In Haruki Murakami’s book, What I Talk About When I Talk About Running (recommended by a supportive sister after I declared my pledge to start running and conquer that half-marathon in Angkor Wat), he describes how you can distinguish a beginner runner from a veteran. The ones panting are beginners. I know it’s simple observation, but I think about it every time I run and start to pant, I’m reminded I’m a beginner.

Though running implies speed, becoming a runner takes time–like any other goal worth pursuing. I need to focus. I need to be consistent. Every day, I keep in mind a little goal–finish my 30-minute run (or walk during ‘rest days’). If there are deadlines, I tell myself I have to learn to be more focused on finishing whatever is due. Not log on to the time-suck that is Twitter or Facebook and get distracted. I can use that time to run. Finish my story earlier…so I have time to run. (I’m doing 30 minutes a day for now while following this 8-week beginning runner’s training program from Runner’s World.)

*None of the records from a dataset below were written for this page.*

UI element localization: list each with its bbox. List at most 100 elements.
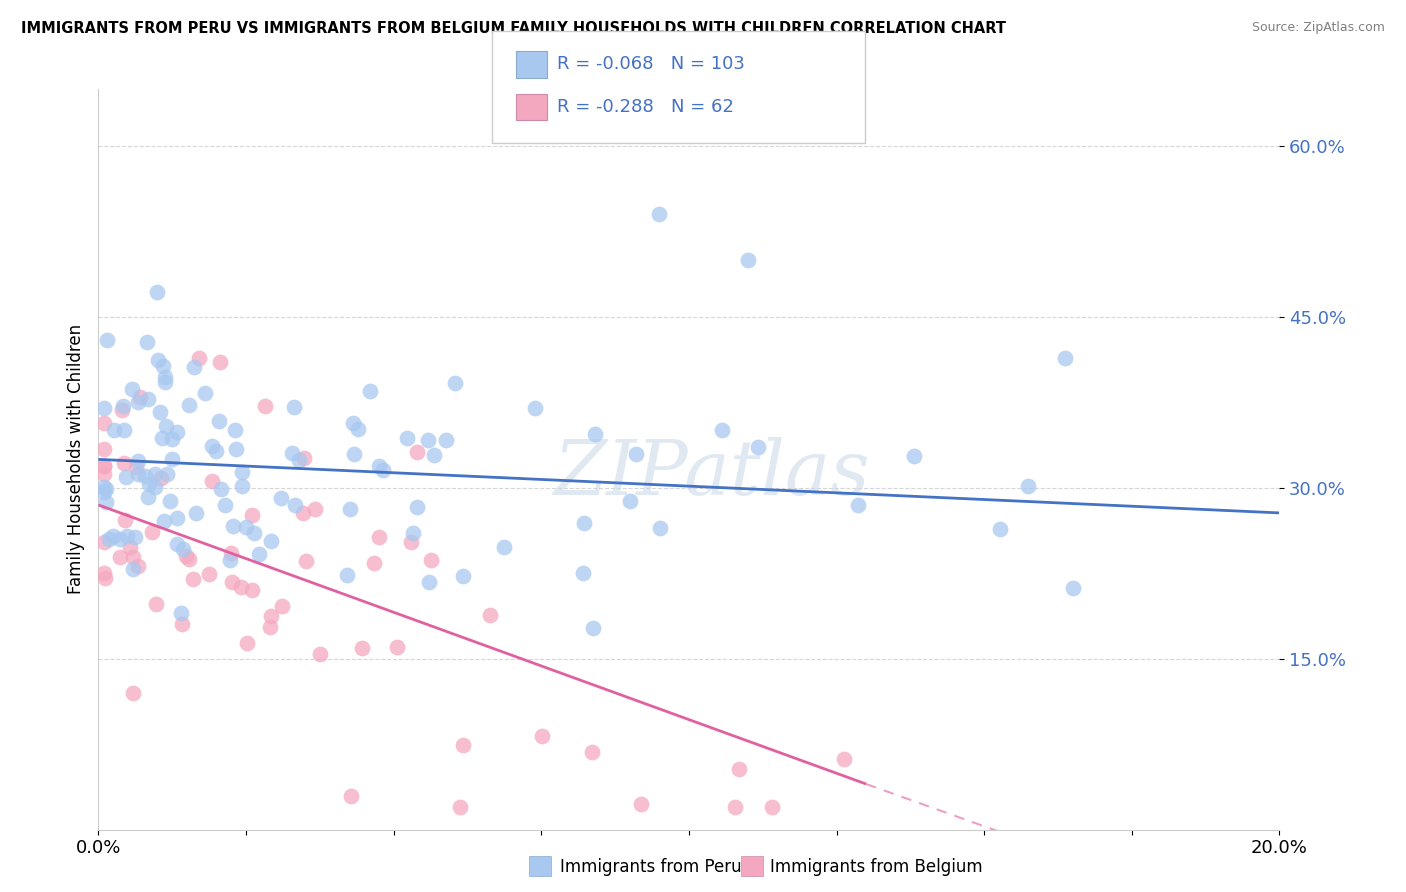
- Point: [112, 456, 135, 470]
- Point: [284, 498, 307, 512]
- Point: [111, 400, 134, 414]
- Point: [235, 520, 257, 534]
- Point: [122, 549, 145, 564]
- Point: [270, 491, 292, 506]
- Point: [295, 554, 318, 568]
- Point: [530, 729, 553, 743]
- Point: [288, 453, 311, 467]
- Point: [162, 451, 184, 466]
- Point: [145, 597, 167, 611]
- Point: [434, 433, 457, 447]
- Point: [624, 447, 647, 461]
- Point: [399, 535, 422, 549]
- Point: [903, 449, 925, 463]
- Point: [121, 685, 143, 699]
- Point: [343, 447, 366, 461]
- Point: [127, 467, 149, 482]
- Point: [832, 751, 855, 765]
- Point: [170, 617, 193, 632]
- Point: [136, 490, 159, 504]
- Point: [371, 463, 394, 477]
- Point: [339, 502, 361, 516]
- Point: [304, 502, 326, 516]
- Point: [155, 419, 177, 434]
- Point: [121, 382, 143, 396]
- Point: [224, 423, 246, 437]
- Point: [141, 524, 163, 539]
- Point: [395, 431, 418, 445]
- Point: [418, 575, 440, 590]
- Text: Immigrants from Peru: Immigrants from Peru: [560, 858, 741, 876]
- Point: [150, 432, 173, 446]
- Point: [188, 351, 211, 365]
- Point: [747, 440, 769, 454]
- Point: [214, 498, 236, 512]
- Point: [94, 482, 117, 496]
- Point: [292, 451, 315, 466]
- Point: [423, 448, 446, 462]
- Text: R = -0.288   N = 62: R = -0.288 N = 62: [557, 98, 734, 116]
- Point: [582, 622, 605, 636]
- Point: [254, 399, 277, 413]
- Text: ZIPatlas: ZIPatlas: [554, 437, 870, 511]
- Point: [155, 370, 177, 384]
- Point: [401, 526, 423, 541]
- Point: [159, 494, 181, 508]
- Point: [242, 583, 264, 598]
- Point: [240, 508, 263, 522]
- Point: [127, 558, 149, 573]
- Point: [166, 537, 188, 551]
- Point: [160, 432, 183, 446]
- Point: [93, 401, 115, 416]
- Text: Source: ZipAtlas.com: Source: ZipAtlas.com: [1251, 21, 1385, 34]
- Point: [93, 442, 115, 456]
- Point: [181, 572, 204, 586]
- Point: [218, 553, 240, 567]
- Point: [183, 359, 205, 374]
- Point: [340, 789, 363, 803]
- Point: [179, 552, 201, 566]
- Text: R = -0.068   N = 103: R = -0.068 N = 103: [557, 55, 745, 73]
- Point: [479, 608, 502, 623]
- Point: [177, 399, 200, 413]
- Point: [648, 207, 671, 221]
- Point: [209, 482, 232, 496]
- Point: [149, 405, 172, 419]
- Point: [359, 384, 381, 398]
- Point: [134, 469, 156, 483]
- Point: [342, 417, 364, 431]
- Point: [93, 416, 115, 430]
- Point: [443, 376, 465, 391]
- Point: [988, 523, 1011, 537]
- Point: [166, 510, 188, 524]
- Point: [112, 423, 135, 437]
- Point: [243, 526, 266, 541]
- Point: [336, 568, 359, 582]
- Point: [236, 636, 259, 650]
- Point: [96, 494, 118, 508]
- Point: [135, 334, 157, 349]
- Point: [153, 375, 176, 389]
- Point: [115, 470, 138, 484]
- Point: [583, 427, 606, 442]
- Y-axis label: Family Households with Children: Family Households with Children: [66, 325, 84, 594]
- Point: [451, 738, 474, 752]
- Point: [184, 506, 207, 520]
- Point: [172, 541, 194, 556]
- Point: [247, 547, 270, 561]
- Point: [449, 799, 471, 814]
- Point: [761, 799, 783, 814]
- Point: [96, 333, 118, 347]
- Point: [846, 498, 869, 512]
- Point: [138, 476, 160, 491]
- Point: [1017, 479, 1039, 493]
- Point: [352, 641, 374, 656]
- Point: [222, 518, 245, 533]
- Point: [219, 546, 242, 560]
- Point: [367, 458, 389, 473]
- Point: [103, 528, 125, 542]
- Point: [619, 493, 641, 508]
- Point: [208, 355, 231, 369]
- Point: [152, 514, 174, 528]
- Point: [630, 797, 652, 811]
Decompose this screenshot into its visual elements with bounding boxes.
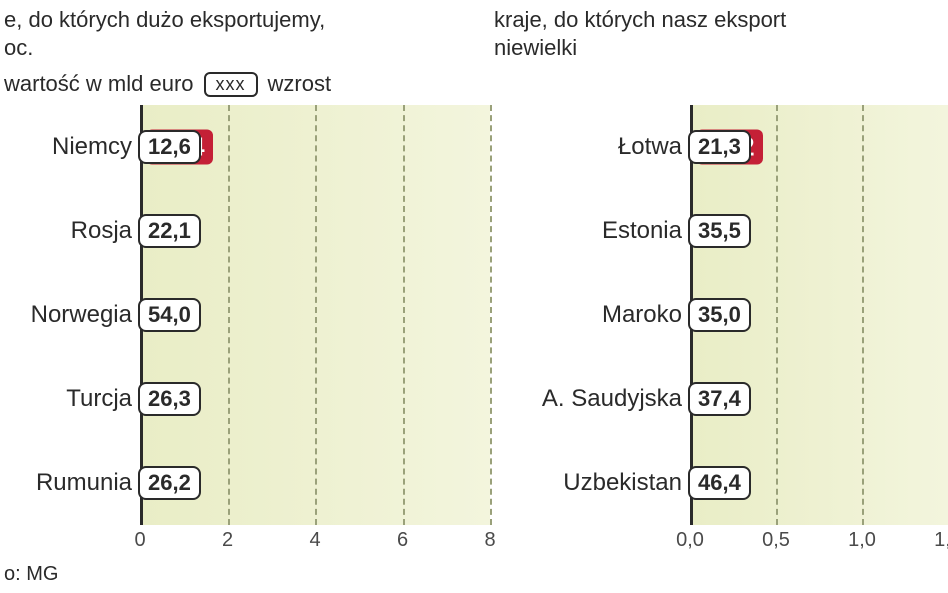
right-title-l1: kraje, do których nasz eksport (494, 6, 948, 34)
source: o: MG (0, 563, 948, 586)
right-plot: ŁotwaEstoniaMarokoA. SaudyjskaUzbekistan… (490, 105, 948, 525)
growth-pill: 26,2 (138, 466, 201, 500)
tick: 0,0 (676, 529, 704, 552)
gridline (315, 105, 317, 525)
legend-box: xxx (204, 72, 258, 97)
category-label: Rumunia (36, 441, 132, 525)
left-title-l2: oc. (4, 34, 490, 62)
right-title: kraje, do których nasz eksport niewielki (490, 6, 948, 61)
tick: 1,0 (848, 529, 876, 552)
category-label: Maroko (602, 273, 682, 357)
left-xaxis: 02468 (140, 525, 490, 559)
tick: 1,5 (934, 529, 948, 552)
legend: wartość w mld euro xxx wzrost (0, 65, 948, 105)
left-bars-area: 12,635,422,16,154,02,726,32,426,22,1 (140, 105, 490, 525)
titles-row: e, do których dużo eksportujemy, oc. kra… (0, 0, 948, 65)
left-chart: NiemcyRosjaNorwegiaTurcjaRumunia 12,635,… (0, 105, 490, 559)
growth-pill: 35,5 (688, 214, 751, 248)
growth-pill: 46,4 (688, 466, 751, 500)
growth-pill: 54,0 (138, 298, 201, 332)
growth-pill: 12,6 (138, 130, 201, 164)
right-chart: ŁotwaEstoniaMarokoA. SaudyjskaUzbekistan… (490, 105, 948, 559)
left-labels: NiemcyRosjaNorwegiaTurcjaRumunia (0, 105, 140, 525)
category-label: Niemcy (52, 105, 132, 189)
category-label: Rosja (71, 189, 132, 273)
legend-wartosc: wartość w mld euro (4, 71, 194, 97)
growth-pill: 37,4 (688, 382, 751, 416)
tick: 4 (309, 529, 320, 552)
gridline (776, 105, 778, 525)
growth-pill: 21,3 (688, 130, 751, 164)
gridline (862, 105, 864, 525)
growth-pill: 22,1 (138, 214, 201, 248)
category-label: A. Saudyjska (542, 357, 682, 441)
tick: 0 (134, 529, 145, 552)
right-labels: ŁotwaEstoniaMarokoA. SaudyjskaUzbekistan (490, 105, 690, 525)
gridline (228, 105, 230, 525)
growth-pill: 26,3 (138, 382, 201, 416)
category-label: Łotwa (618, 105, 682, 189)
category-label: Uzbekistan (563, 441, 682, 525)
right-xaxis: 0,00,51,01,5 (690, 525, 948, 559)
left-plot: NiemcyRosjaNorwegiaTurcjaRumunia 12,635,… (0, 105, 490, 525)
gridline (403, 105, 405, 525)
right-title-l2: niewielki (494, 34, 948, 62)
left-title-l1: e, do których dużo eksportujemy, (4, 6, 490, 34)
left-title: e, do których dużo eksportujemy, oc. (0, 6, 490, 61)
tick: 2 (222, 529, 233, 552)
growth-pill: 35,0 (688, 298, 751, 332)
tick: 6 (397, 529, 408, 552)
right-bars-area: 21,30,8235,50,7635,00,1437,40,0546,40,02 (690, 105, 948, 525)
category-label: Norwegia (31, 273, 132, 357)
charts: NiemcyRosjaNorwegiaTurcjaRumunia 12,635,… (0, 105, 948, 559)
category-label: Turcja (66, 357, 132, 441)
tick: 0,5 (762, 529, 790, 552)
legend-wzrost: wzrost (268, 71, 332, 97)
category-label: Estonia (602, 189, 682, 273)
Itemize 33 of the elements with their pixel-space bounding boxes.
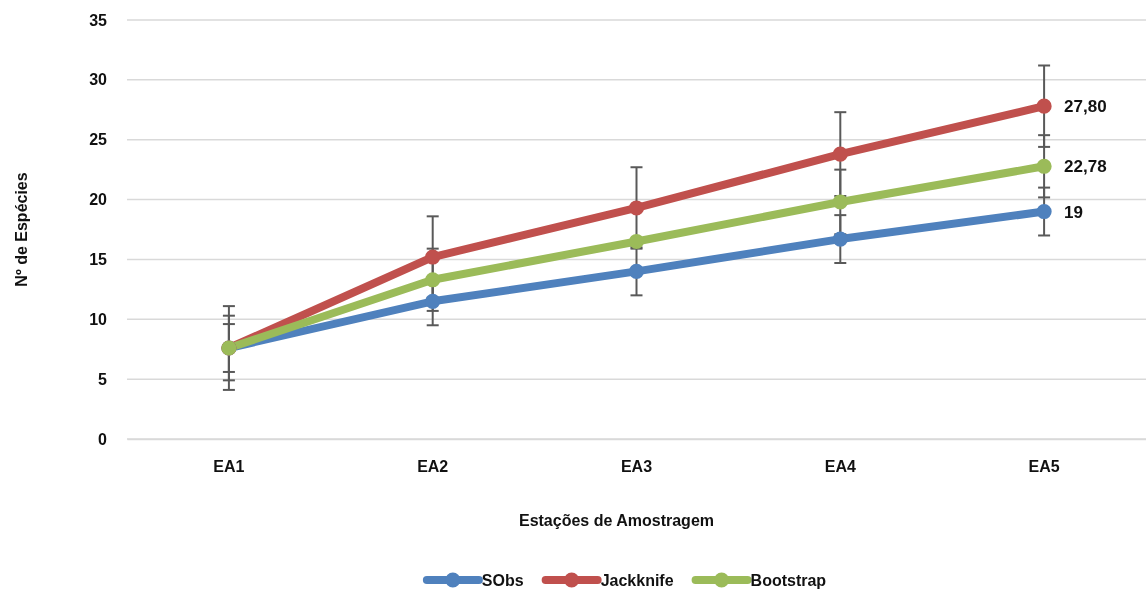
x-tick-label: EA3 (620, 458, 653, 476)
data-label: 19 (1064, 202, 1084, 222)
y-tick-label: 5 (98, 370, 108, 388)
y-tick-label: 35 (89, 11, 108, 29)
data-label: 27,80 (1064, 97, 1107, 117)
point (1036, 203, 1052, 220)
point (1036, 98, 1052, 114)
point (425, 249, 441, 265)
y-tick-label: 30 (89, 71, 108, 89)
point (832, 146, 848, 162)
point (425, 272, 441, 288)
y-tick-label: 0 (98, 430, 108, 448)
y-tick-label: 15 (89, 251, 108, 269)
x-tick-label: EA5 (1028, 458, 1060, 476)
legend-label: Bootstrap (750, 572, 827, 589)
point (1036, 158, 1052, 174)
legend-label: SObs (481, 572, 524, 589)
data-label: 22,78 (1064, 157, 1107, 177)
y-axis-title: Nº de Espécies (13, 172, 30, 287)
x-axis-title: Estações de Amostragem (518, 512, 715, 529)
point (628, 233, 645, 250)
x-tick-label: EA2 (417, 458, 449, 476)
point (628, 263, 645, 279)
y-tick-label: 20 (89, 191, 108, 209)
point (832, 231, 848, 247)
legend-label: Jackknife (600, 572, 674, 589)
x-tick-label: EA1 (213, 458, 245, 476)
x-tick-label: EA4 (824, 458, 856, 476)
point (425, 293, 441, 309)
point (832, 194, 848, 210)
y-tick-label: 25 (89, 131, 108, 149)
point (628, 200, 645, 216)
y-tick-label: 10 (89, 310, 108, 328)
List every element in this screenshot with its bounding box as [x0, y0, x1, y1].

Of course, I hope that each day that I run will help me get closer to my goal of running a half-marathon this year. But even with such a lofty goal (for me anyway, it is), running is a humbling pursuit. It constantly reminds you of your limits, of how far you still have to go. But you keep doing it anyway. Because for one day or for 30 minutes, you get to go through it. You get to push yourself. Even with so much panting involved.

Here’s a wonderful passage from Mr. Murakami’s book (find a great review for it here):

Most runners run not because they want to live longer, but because they want to live life to the fullest. If you’re going to while away the years, it’s far better to live them with clear goals and fully alive than in a fog, and I believe running helps you do that. Exerting yourself to the fullest within your individual limits: that’s the essence of running, and a metaphor for life–and for me, for writing as well.